Stevens Levels and Visual Variables
| Level | Distinction | Preferred Variables | Marginal Variables | Examples |
|---|---|---|---|---|
| Nominal | Same or different | Color Hue, Shape | Pattern Arrangement, Orientation | Owner, Facility type |
| Hierarchical | Degree of qualitative difference | Color Hue | Shape, Arrangement | Languages, Geologic formation |
| Ordinal | Order | Color value, Color saturation, Transparency, Crispness | Size, Height, Color Hue, Pattern Spacing | Socioeconomic status (rich, middle class, poor) |
| Interval | Amount of quantitative difference | Color value | Size, Color saturation, Opacity, Hue | Temperature, Year |
| Ratio | Proportional difference | Size, Height, Color value | Transparency, Pattern Spacing | Population growth rate, population density |
| Cyclical | Angular difference | Color hue, orientation |  | Day of the year, Aspect of terrain |

==Use in map symbolization==

Each of these variables may be employed to convey information, to provide contrast between different features and layers, to establish figure-ground contrast and a clear visual hierarchy, or add to the aesthetic appeal of the map.

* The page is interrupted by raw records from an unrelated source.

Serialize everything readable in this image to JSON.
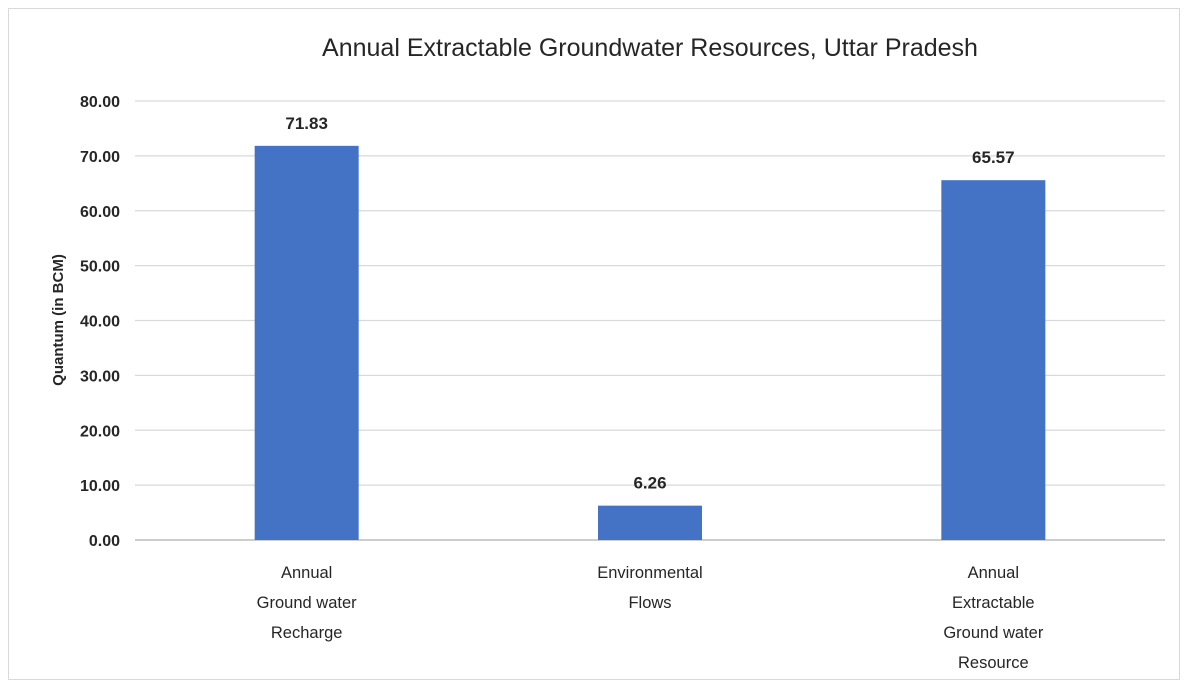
{
  "chart_data": {
    "type": "bar",
    "title": "Annual Extractable Groundwater Resources, Uttar Pradesh",
    "xlabel": "",
    "ylabel": "Quantum (in BCM)",
    "categories": [
      [
        "Annual",
        "Ground water",
        "Recharge"
      ],
      [
        "Environmental",
        "Flows"
      ],
      [
        "Annual",
        "Extractable",
        "Ground water",
        "Resource"
      ]
    ],
    "values": [
      71.83,
      6.26,
      65.57
    ],
    "data_labels": [
      "71.83",
      "6.26",
      "65.57"
    ],
    "ylim": [
      0,
      80
    ],
    "yticks": [
      "0.00",
      "10.00",
      "20.00",
      "30.00",
      "40.00",
      "50.00",
      "60.00",
      "70.00",
      "80.00"
    ],
    "grid": true,
    "legend": "none",
    "bar_color": "#4472c4",
    "grid_color": "#d9d9d9"
  }
}
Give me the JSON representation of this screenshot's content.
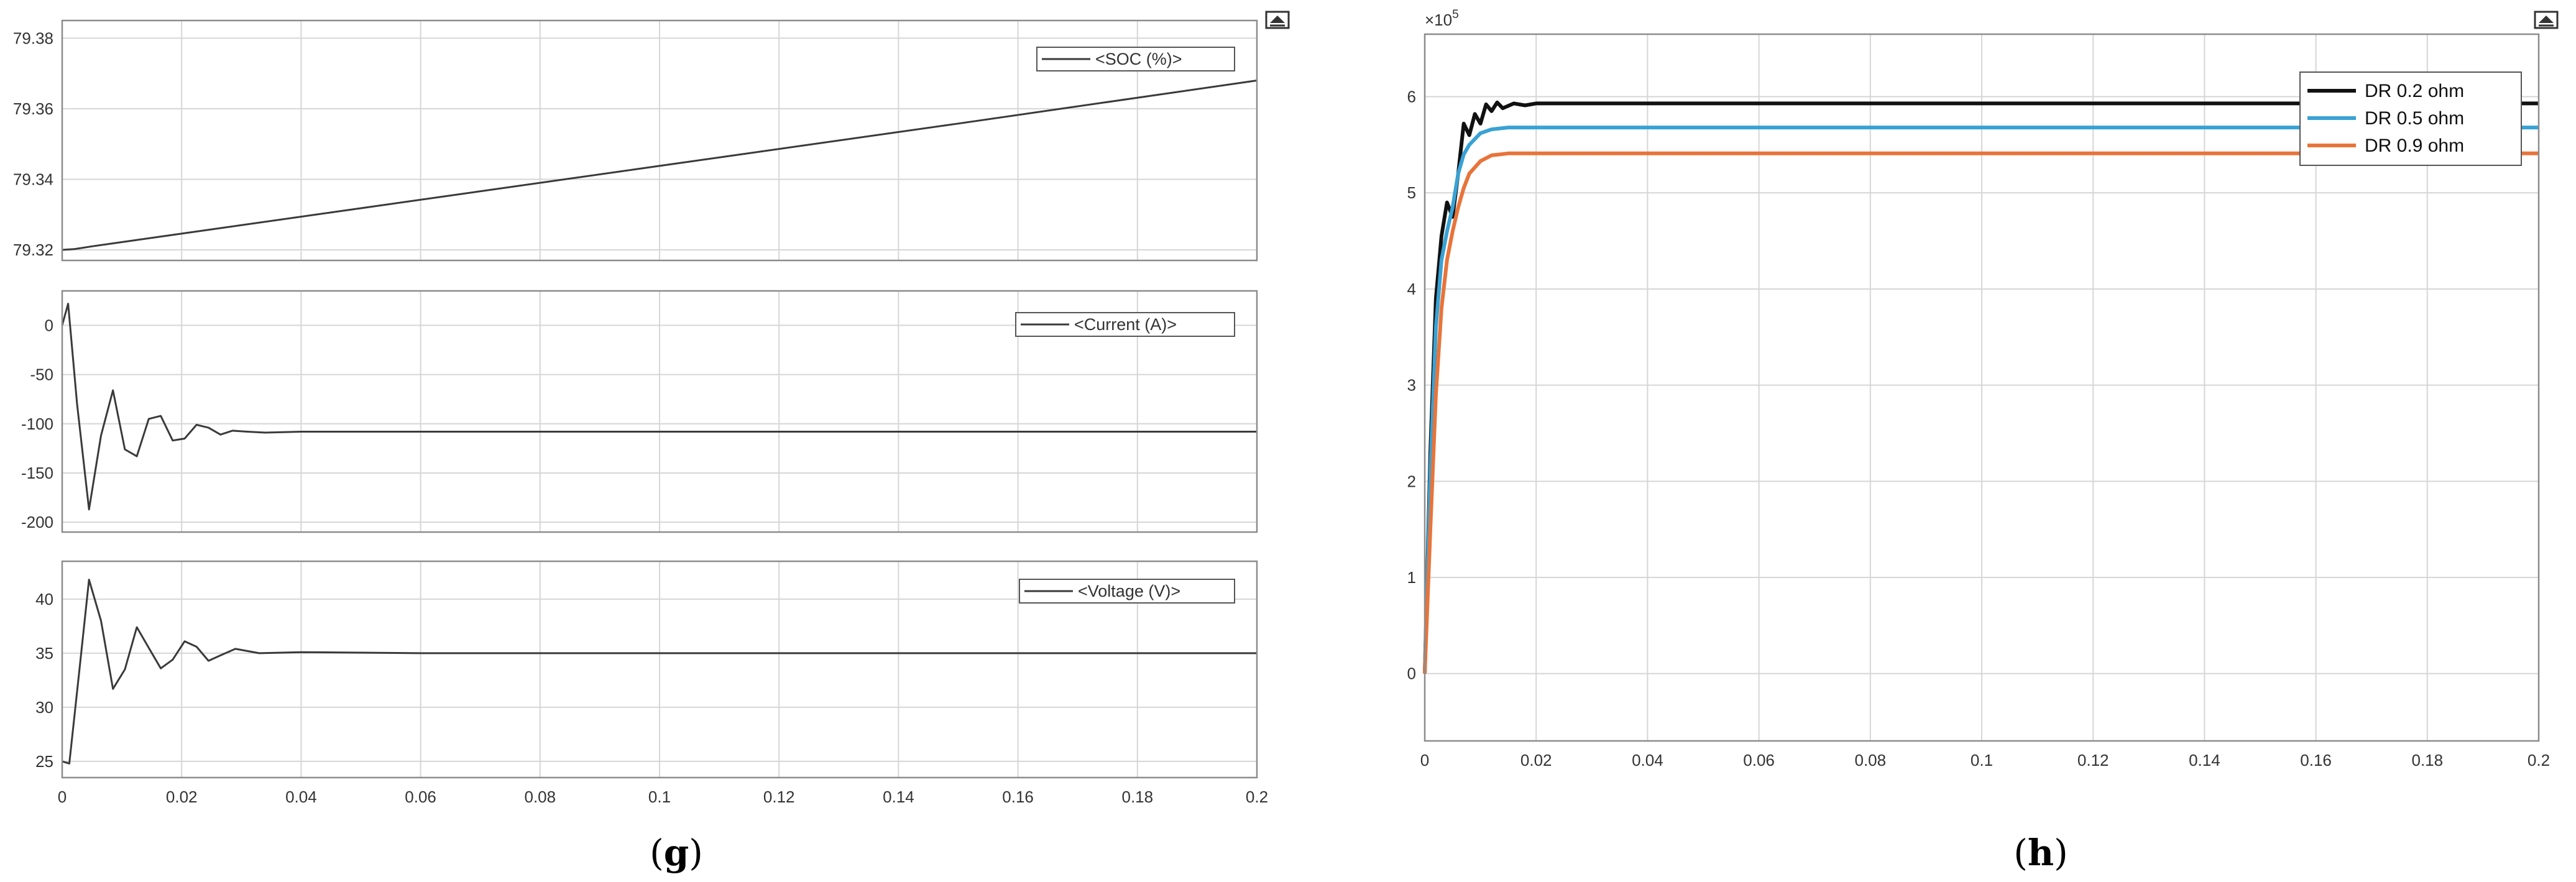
{
  "figure": {
    "label_g_open": "(",
    "label_g_letter": "g",
    "label_g_close": ")",
    "label_h_open": "(",
    "label_h_letter": "h",
    "label_h_close": ")"
  },
  "colors": {
    "grid": "#d6d6d6",
    "axes_border": "#8c8c8c",
    "trace_g": "#3a3a3a",
    "dr_02": "#111111",
    "dr_05": "#39a2d4",
    "dr_09": "#e8743a"
  },
  "chart_data": [
    {
      "id": "g-soc",
      "type": "line",
      "xlim": [
        0,
        0.2
      ],
      "ylim": [
        79.317,
        79.385
      ],
      "yticks": [
        "79.32",
        "79.34",
        "79.36",
        "79.38"
      ],
      "xticks": [],
      "grid": true,
      "legend": "top-right",
      "legend_label": "<SOC (%)>",
      "series": [
        {
          "name": "<SOC (%)>",
          "x": [
            0,
            0.002,
            0.005,
            0.01,
            0.05,
            0.1,
            0.15,
            0.2
          ],
          "y": [
            79.32,
            79.3202,
            79.321,
            79.3222,
            79.3318,
            79.3438,
            79.3558,
            79.368
          ]
        }
      ]
    },
    {
      "id": "g-current",
      "type": "line",
      "xlim": [
        0,
        0.2
      ],
      "ylim": [
        -210,
        35
      ],
      "yticks": [
        "0",
        "-50",
        "-100",
        "-150",
        "-200"
      ],
      "xticks": [],
      "grid": true,
      "legend": "top-right",
      "legend_label": "<Current (A)>",
      "series": [
        {
          "name": "<Current (A)>",
          "x": [
            0,
            0.001,
            0.0025,
            0.0045,
            0.0065,
            0.0085,
            0.0105,
            0.0125,
            0.0145,
            0.0165,
            0.0185,
            0.0205,
            0.0225,
            0.0245,
            0.0265,
            0.0285,
            0.031,
            0.034,
            0.04,
            0.06,
            0.1,
            0.2
          ],
          "y": [
            0,
            22,
            -80,
            -187,
            -112,
            -66,
            -126,
            -133,
            -95,
            -92,
            -117,
            -115,
            -101,
            -104,
            -111,
            -107,
            -108,
            -109,
            -108,
            -108,
            -108,
            -108
          ]
        }
      ]
    },
    {
      "id": "g-voltage",
      "type": "line",
      "xlim": [
        0,
        0.2
      ],
      "ylim": [
        23.5,
        43.5
      ],
      "yticks": [
        "25",
        "30",
        "35",
        "40"
      ],
      "xticks": [
        "0",
        "0.02",
        "0.04",
        "0.06",
        "0.08",
        "0.1",
        "0.12",
        "0.14",
        "0.16",
        "0.18",
        "0.2"
      ],
      "grid": true,
      "legend": "top-right",
      "legend_label": "<Voltage (V)>",
      "series": [
        {
          "name": "<Voltage (V)>",
          "x": [
            0,
            0.0012,
            0.0028,
            0.0045,
            0.0065,
            0.0085,
            0.0105,
            0.0125,
            0.0145,
            0.0165,
            0.0185,
            0.0205,
            0.0225,
            0.0245,
            0.0265,
            0.029,
            0.033,
            0.04,
            0.06,
            0.1,
            0.2
          ],
          "y": [
            25,
            24.8,
            33,
            41.8,
            38,
            31.7,
            33.5,
            37.4,
            35.5,
            33.6,
            34.4,
            36.1,
            35.6,
            34.3,
            34.8,
            35.4,
            35.0,
            35.1,
            35.0,
            35.0,
            35.0
          ]
        }
      ]
    },
    {
      "id": "h",
      "type": "line",
      "xlim": [
        0,
        0.2
      ],
      "ylim": [
        -0.7,
        6.65
      ],
      "exponent_label": "×10",
      "exponent_power": "5",
      "yticks": [
        "0",
        "1",
        "2",
        "3",
        "4",
        "5",
        "6"
      ],
      "xticks": [
        "0",
        "0.02",
        "0.04",
        "0.06",
        "0.08",
        "0.1",
        "0.12",
        "0.14",
        "0.16",
        "0.18",
        "0.2"
      ],
      "grid": true,
      "legend": "top-right",
      "series": [
        {
          "name": "DR  0.2 ohm",
          "x": [
            0,
            0.001,
            0.002,
            0.003,
            0.004,
            0.005,
            0.006,
            0.007,
            0.008,
            0.009,
            0.01,
            0.011,
            0.012,
            0.013,
            0.014,
            0.016,
            0.018,
            0.02,
            0.025,
            0.05,
            0.1,
            0.15,
            0.2
          ],
          "y": [
            0,
            2.3,
            3.9,
            4.55,
            4.9,
            4.75,
            5.2,
            5.72,
            5.6,
            5.82,
            5.72,
            5.92,
            5.85,
            5.94,
            5.88,
            5.93,
            5.91,
            5.93,
            5.93,
            5.93,
            5.93,
            5.93,
            5.93
          ]
        },
        {
          "name": "DR  0.5 ohm",
          "x": [
            0,
            0.001,
            0.002,
            0.003,
            0.004,
            0.005,
            0.006,
            0.007,
            0.008,
            0.01,
            0.012,
            0.015,
            0.02,
            0.05,
            0.1,
            0.15,
            0.2
          ],
          "y": [
            0,
            2.1,
            3.6,
            4.3,
            4.6,
            4.85,
            5.2,
            5.4,
            5.5,
            5.62,
            5.66,
            5.68,
            5.68,
            5.68,
            5.68,
            5.68,
            5.68
          ]
        },
        {
          "name": "DR  0.9 ohm",
          "x": [
            0,
            0.001,
            0.002,
            0.003,
            0.004,
            0.005,
            0.006,
            0.007,
            0.008,
            0.01,
            0.012,
            0.015,
            0.02,
            0.05,
            0.1,
            0.15,
            0.2
          ],
          "y": [
            0,
            1.5,
            2.9,
            3.8,
            4.3,
            4.6,
            4.85,
            5.05,
            5.2,
            5.33,
            5.39,
            5.41,
            5.41,
            5.41,
            5.41,
            5.41,
            5.41
          ]
        }
      ]
    }
  ]
}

Map symbols commonly employ multiple visual variables simultaneously. This can be used to reinforce the depiction of a single property; for example, a capital city having a symbol that is larger and a different shape than other cities, or a color progression on a choropleth map from pale yellow to dark green, using both hue and value. Alternatively, different visual variables may be used to represent different properties; for example, symbols for cities may be differentiated by size to indicate population, and by shape to indicate provincial and national capitals. Some visual variable can be combined harmoniously to make a map clearer and more informative, while other combinations tend to add more confusion than usefulness. For example, early experiments with using Chernoff faces on maps have been criticized as difficult to interpret correctly.